I am Carmen Schmidt from the UK, married to an Egyptian and living in Nasr City fairly near to City Stars I don't know any expats at all!! 
Are there any Arabic Classes I can attend nearby? 
Thanks, Carmen


----------



## wgazzar (Apr 14, 2009)

*Arabic School with Very Good Reputation*



Carmen schmidt said:


> Hi again.
> I am Carmen Schmidt from the UK, married to an Egyptian and living in Nasr City fairly near to City Stars I don't know any expats at all!!
> Are there any Arabic Classes I can attend nearby?
> Thanks, Carmen


Dear Carmen,

Search for "Fajr Center for the Arabic Language" on Google...
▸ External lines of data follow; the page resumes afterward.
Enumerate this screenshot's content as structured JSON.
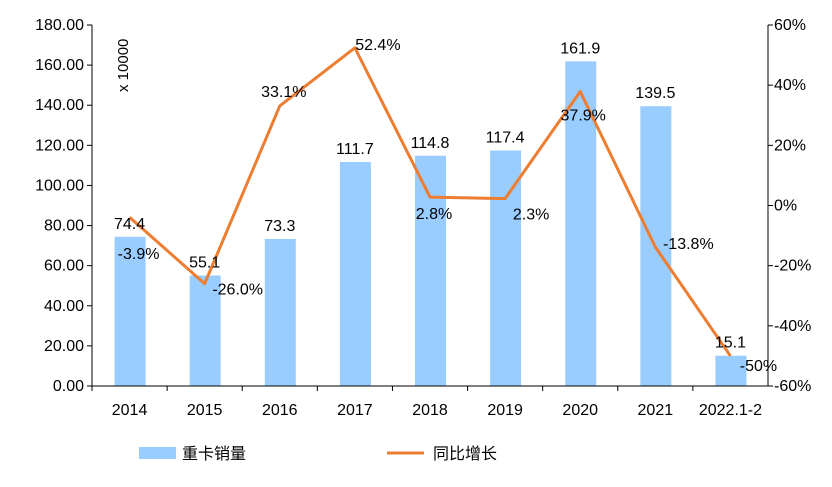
{
  "chart_data": {
    "type": "bar+line",
    "categories": [
      "2014",
      "2015",
      "2016",
      "2017",
      "2018",
      "2019",
      "2020",
      "2021",
      "2022.1-2"
    ],
    "series": [
      {
        "name": "重卡销量",
        "type": "bar",
        "axis": "left",
        "color": "#99CCFF",
        "values": [
          74.4,
          55.1,
          73.3,
          111.7,
          114.8,
          117.4,
          161.9,
          139.5,
          15.1
        ],
        "labels": [
          "74.4",
          "55.1",
          "73.3",
          "111.7",
          "114.8",
          "117.4",
          "161.9",
          "139.5",
          "15.1"
        ]
      },
      {
        "name": "同比增长",
        "type": "line",
        "axis": "right",
        "color": "#ED7D31",
        "values": [
          -3.9,
          -26.0,
          33.1,
          52.4,
          2.8,
          2.3,
          37.9,
          -13.8,
          -50
        ],
        "labels": [
          "-3.9%",
          "-26.0%",
          "33.1%",
          "52.4%",
          "2.8%",
          "2.3%",
          "37.9%",
          "-13.8%",
          "-50%"
        ]
      }
    ],
    "left_axis": {
      "range": [
        0,
        180
      ],
      "ticks": [
        "0.00",
        "20.00",
        "40.00",
        "60.00",
        "80.00",
        "100.00",
        "120.00",
        "140.00",
        "160.00",
        "180.00"
      ],
      "unit_label": "x 10000"
    },
    "right_axis": {
      "range": [
        -60,
        60
      ],
      "ticks": [
        "-60%",
        "-40%",
        "-20%",
        "0%",
        "20%",
        "40%",
        "60%"
      ]
    },
    "grid": false,
    "legend": {
      "placement": "bottom",
      "items": [
        "重卡销量",
        "同比增长"
      ]
    }
  }
}
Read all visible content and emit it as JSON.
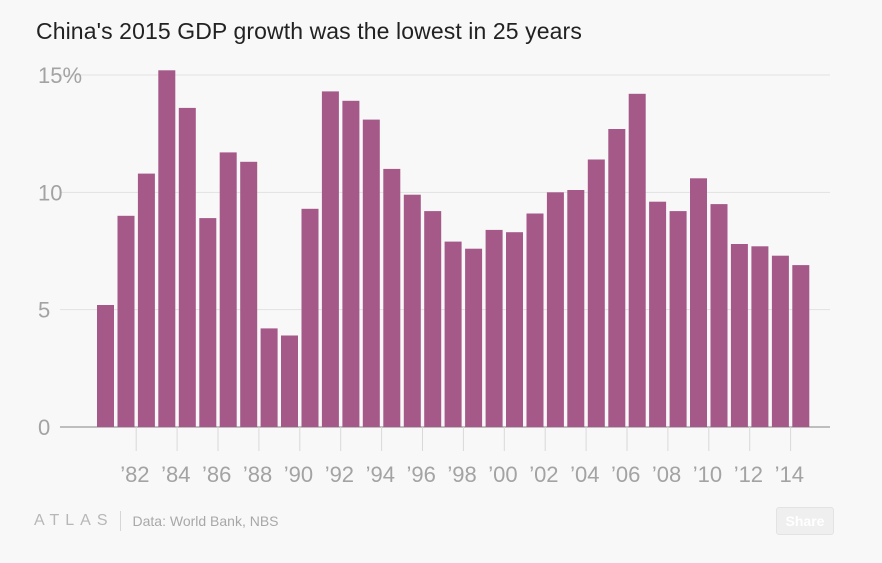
{
  "title": "China's 2015 GDP growth was the lowest in 25 years",
  "footer": {
    "brand": "ATLAS",
    "source": "Data: World Bank, NBS",
    "share_label": "Share"
  },
  "colors": {
    "bar": "#a55989",
    "grid": "#e2e2e2",
    "axis_text": "#a3a3a3"
  },
  "chart_data": {
    "type": "bar",
    "categories": [
      "1981",
      "1982",
      "1983",
      "1984",
      "1985",
      "1986",
      "1987",
      "1988",
      "1989",
      "1990",
      "1991",
      "1992",
      "1993",
      "1994",
      "1995",
      "1996",
      "1997",
      "1998",
      "1999",
      "2000",
      "2001",
      "2002",
      "2003",
      "2004",
      "2005",
      "2006",
      "2007",
      "2008",
      "2009",
      "2010",
      "2011",
      "2012",
      "2013",
      "2014",
      "2015"
    ],
    "values": [
      5.2,
      9.0,
      10.8,
      15.2,
      13.6,
      8.9,
      11.7,
      11.3,
      4.2,
      3.9,
      9.3,
      14.3,
      13.9,
      13.1,
      11.0,
      9.9,
      9.2,
      7.9,
      7.6,
      8.4,
      8.3,
      9.1,
      10.0,
      10.1,
      11.4,
      12.7,
      14.2,
      9.6,
      9.2,
      10.6,
      9.5,
      7.8,
      7.7,
      7.3,
      6.9
    ],
    "x_tick_labels": [
      "’82",
      "’84",
      "’86",
      "’88",
      "’90",
      "’92",
      "’94",
      "’96",
      "’98",
      "’00",
      "’02",
      "’04",
      "’06",
      "’08",
      "’10",
      "’12",
      "’14"
    ],
    "y_ticks": [
      "0",
      "5",
      "10",
      "15%"
    ],
    "y_tick_values": [
      0,
      5,
      10,
      15
    ],
    "ylim": [
      0,
      15
    ],
    "xlabel": "",
    "ylabel": "",
    "grid": true
  }
}
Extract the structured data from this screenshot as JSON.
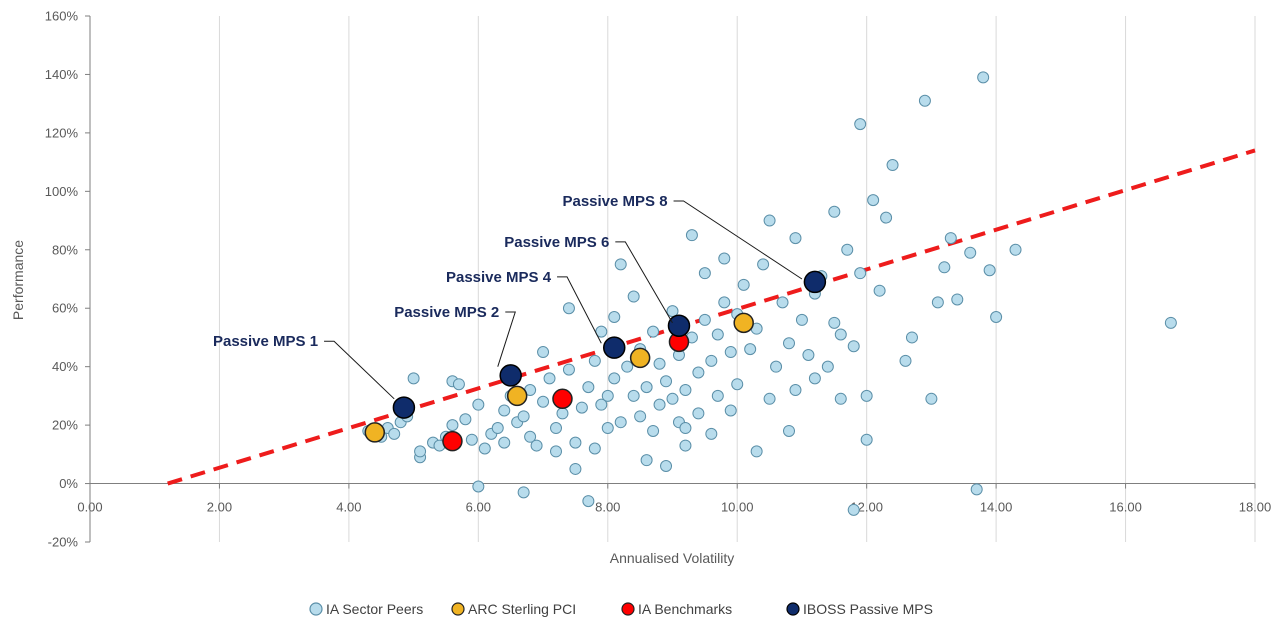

They have a very good reputation and very diverse students...


Regards


----------



## hend.elhaddad (Nov 12, 2009)

hi there , you can always find someone to tutor you, and why dont you ask your wife to teach you if you are egyptian


----------



## Abdurahman36 (Jan 10, 2010)

hello there is a center infront of Seraj Mall in a street called Ahmed el semman street I think it is not far from city stars you could even walk for 20 minutes.


----------



## DKA (Nov 23, 2013)

I am looking for a qualified Arabic Language Institute in Heliopolis!


----------